Il est trop tard pour ça. Je ne peux plus rien changer. Regarder ma vie passée ne m’épanouit pas. Je ne cherche pas à être heureux. Je suis heureux parce que j’ai toujours beaucoup d’idées, et les capacités de les réaliser. Je n’ai pas tout réussi. Pour gravir les 8000 seul, j’ai fait 31 expéditions: 13 fois j’ai échoué, 18 fois j’ai atteint le sommet! Ce qui veut dire 31 fois à trouver de l’argent, les bons partenaires, organiser l’équipement, s’entraîner, etc. J’ai appris à approcher ces gros défis en essayant, en échouant, en apportant des améliorations et en allant de l’avant.


Les Diablerets
Maison des Congrès
di 11 août (20h15)
www.fifad.ch

Créé: 07.08.2019, 21h05

«Ce qui arrive sur l’Everest, c’est le tourisme»

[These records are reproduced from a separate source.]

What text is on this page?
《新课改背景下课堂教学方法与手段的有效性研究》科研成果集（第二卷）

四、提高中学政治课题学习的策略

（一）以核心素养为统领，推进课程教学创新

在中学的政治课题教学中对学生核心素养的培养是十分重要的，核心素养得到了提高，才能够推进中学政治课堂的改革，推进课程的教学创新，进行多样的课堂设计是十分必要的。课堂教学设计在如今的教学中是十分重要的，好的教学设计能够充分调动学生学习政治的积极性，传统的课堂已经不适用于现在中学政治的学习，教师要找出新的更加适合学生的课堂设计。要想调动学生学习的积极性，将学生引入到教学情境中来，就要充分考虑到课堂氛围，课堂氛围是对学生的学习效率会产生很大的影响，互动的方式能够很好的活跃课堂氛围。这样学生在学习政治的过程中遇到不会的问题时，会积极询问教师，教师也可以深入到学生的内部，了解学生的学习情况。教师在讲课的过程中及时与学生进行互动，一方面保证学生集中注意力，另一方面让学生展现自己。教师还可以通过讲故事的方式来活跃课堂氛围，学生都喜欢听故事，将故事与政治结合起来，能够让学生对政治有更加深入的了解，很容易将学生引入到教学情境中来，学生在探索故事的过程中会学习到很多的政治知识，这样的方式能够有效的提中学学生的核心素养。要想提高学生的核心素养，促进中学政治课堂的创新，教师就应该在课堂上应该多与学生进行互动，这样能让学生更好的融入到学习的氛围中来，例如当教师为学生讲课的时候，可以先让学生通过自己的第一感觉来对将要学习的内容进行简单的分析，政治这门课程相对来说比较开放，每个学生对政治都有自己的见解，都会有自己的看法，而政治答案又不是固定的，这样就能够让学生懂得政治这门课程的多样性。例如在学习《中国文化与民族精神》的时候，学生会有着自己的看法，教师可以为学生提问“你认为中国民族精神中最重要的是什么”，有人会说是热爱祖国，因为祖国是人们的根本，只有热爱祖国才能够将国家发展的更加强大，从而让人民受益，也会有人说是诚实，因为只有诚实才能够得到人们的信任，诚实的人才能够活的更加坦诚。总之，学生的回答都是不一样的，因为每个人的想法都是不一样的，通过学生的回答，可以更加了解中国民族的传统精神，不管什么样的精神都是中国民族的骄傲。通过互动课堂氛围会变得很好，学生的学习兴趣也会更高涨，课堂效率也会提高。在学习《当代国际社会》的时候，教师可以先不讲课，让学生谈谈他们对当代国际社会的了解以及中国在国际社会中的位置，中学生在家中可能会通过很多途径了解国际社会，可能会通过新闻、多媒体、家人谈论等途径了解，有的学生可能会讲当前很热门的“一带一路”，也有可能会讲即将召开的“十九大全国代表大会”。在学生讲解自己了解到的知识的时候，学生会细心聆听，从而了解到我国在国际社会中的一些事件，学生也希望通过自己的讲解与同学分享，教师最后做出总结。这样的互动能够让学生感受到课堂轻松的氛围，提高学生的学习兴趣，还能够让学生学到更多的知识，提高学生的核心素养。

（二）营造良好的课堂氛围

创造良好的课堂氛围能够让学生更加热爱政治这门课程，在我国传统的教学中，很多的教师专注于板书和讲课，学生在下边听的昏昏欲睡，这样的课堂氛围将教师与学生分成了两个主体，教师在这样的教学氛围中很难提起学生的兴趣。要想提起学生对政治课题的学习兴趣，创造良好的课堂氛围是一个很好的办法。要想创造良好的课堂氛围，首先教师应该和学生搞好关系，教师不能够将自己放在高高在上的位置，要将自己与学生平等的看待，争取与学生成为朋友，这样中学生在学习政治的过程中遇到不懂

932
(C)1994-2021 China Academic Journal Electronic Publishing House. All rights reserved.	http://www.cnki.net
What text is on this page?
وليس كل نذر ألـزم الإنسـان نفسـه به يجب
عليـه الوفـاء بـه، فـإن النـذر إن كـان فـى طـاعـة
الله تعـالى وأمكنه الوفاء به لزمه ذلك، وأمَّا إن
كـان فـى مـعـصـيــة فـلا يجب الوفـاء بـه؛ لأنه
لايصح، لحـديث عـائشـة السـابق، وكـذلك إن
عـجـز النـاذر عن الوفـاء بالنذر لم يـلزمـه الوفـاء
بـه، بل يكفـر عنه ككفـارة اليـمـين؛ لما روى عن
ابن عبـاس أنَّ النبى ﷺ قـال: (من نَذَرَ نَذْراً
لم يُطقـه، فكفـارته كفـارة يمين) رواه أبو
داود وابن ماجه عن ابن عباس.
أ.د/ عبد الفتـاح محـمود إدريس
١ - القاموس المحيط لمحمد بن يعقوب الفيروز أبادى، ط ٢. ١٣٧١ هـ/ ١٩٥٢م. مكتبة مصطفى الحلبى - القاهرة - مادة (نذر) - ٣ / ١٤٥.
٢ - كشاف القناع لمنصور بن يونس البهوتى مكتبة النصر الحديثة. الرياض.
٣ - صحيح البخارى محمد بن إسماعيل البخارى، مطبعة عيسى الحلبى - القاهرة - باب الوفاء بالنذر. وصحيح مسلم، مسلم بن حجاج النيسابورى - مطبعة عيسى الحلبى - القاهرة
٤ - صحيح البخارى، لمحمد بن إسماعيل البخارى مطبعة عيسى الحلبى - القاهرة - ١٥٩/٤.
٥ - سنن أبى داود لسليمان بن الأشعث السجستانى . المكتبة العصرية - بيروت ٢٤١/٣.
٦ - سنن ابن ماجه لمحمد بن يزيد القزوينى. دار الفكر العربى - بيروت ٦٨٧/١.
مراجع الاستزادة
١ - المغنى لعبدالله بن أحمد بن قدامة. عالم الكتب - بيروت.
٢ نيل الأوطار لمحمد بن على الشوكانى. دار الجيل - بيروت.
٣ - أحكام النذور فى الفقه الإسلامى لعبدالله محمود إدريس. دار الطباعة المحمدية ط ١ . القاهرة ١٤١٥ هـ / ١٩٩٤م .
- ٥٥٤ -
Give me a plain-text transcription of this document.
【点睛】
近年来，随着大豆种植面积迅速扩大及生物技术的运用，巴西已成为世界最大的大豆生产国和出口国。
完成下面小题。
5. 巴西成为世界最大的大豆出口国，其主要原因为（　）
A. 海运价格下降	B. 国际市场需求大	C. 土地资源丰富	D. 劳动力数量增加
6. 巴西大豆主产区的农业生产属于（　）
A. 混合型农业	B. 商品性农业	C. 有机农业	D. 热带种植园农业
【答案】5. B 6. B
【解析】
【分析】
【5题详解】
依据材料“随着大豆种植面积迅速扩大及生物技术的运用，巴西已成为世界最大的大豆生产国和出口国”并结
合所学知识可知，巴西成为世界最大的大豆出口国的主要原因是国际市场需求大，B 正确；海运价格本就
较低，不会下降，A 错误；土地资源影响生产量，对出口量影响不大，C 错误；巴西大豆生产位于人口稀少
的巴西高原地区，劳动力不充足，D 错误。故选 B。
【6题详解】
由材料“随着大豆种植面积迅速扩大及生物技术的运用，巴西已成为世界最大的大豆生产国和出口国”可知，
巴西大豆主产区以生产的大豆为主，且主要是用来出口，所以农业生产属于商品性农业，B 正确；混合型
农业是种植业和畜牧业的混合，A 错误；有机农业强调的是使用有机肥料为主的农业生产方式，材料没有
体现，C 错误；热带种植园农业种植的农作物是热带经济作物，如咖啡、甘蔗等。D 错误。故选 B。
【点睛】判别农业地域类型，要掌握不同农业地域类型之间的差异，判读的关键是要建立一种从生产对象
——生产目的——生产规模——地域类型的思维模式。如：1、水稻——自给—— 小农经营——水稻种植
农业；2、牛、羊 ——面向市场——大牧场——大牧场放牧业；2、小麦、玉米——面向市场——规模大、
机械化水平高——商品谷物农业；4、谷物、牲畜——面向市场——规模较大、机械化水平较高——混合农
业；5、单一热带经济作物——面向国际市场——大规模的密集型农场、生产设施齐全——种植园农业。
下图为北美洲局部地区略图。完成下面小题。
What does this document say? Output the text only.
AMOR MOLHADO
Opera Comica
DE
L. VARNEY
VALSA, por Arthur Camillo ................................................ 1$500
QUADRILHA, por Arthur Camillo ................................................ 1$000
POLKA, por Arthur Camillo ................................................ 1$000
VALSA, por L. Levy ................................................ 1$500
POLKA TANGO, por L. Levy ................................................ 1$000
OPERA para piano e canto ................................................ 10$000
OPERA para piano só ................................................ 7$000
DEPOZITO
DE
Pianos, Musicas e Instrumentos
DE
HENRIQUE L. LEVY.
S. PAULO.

Les embouteillages au sommet de l’Everest, dont un récent cliché pris en mai a relancé la polémique, sont un vieux débat sur lequel Reinhold Messner a écrit et commenté depuis 30 ans. «Tout le monde se rend compte que quelque chose ne va pas bien là-haut. Ce qui arrive sur l’Everest, comme au Mont-Blanc d’ailleurs, c’est le développement du tourisme. Vous pouvez aller dans une agence de voyages et réserver votre ascension.

À l’Everest, les sherpas préparent le chemin d’accès avant l’arrivée des clients, déposent les bouteilles d’oxygène, installent des cordes fixes. Les gens sont amenés au sommet. Ils ne grimpent pas l’Everest. Ils n’accèdent plus à la dimension sauvage et dangereuse de la montagne.» C’est désormais en observateur extérieur qu’il analyse la situation. «Je ne suis plus un vieil homme fâché. Je vois ce qui arrive, je le commente aussi bien dans mes livres que dans mes films.

Aujourd’hui les gens détruisent le mythe de la montagne, leur habitat. Ce n’est plus le mien. J’ai gravi l’Everest dans des conditions complètement différentes. Cela m’a rendu heureux. Nous vivons dans un monde où consommer est devenu l’intérêt numéro un. Donc, ils «consomment» aussi des ascensions. 99% des gens qui montent à l’Everest ne pourraient pas faire un pas depuis les camps de base si la montagne était encore sauvage. Mais elle ne l’est plus.»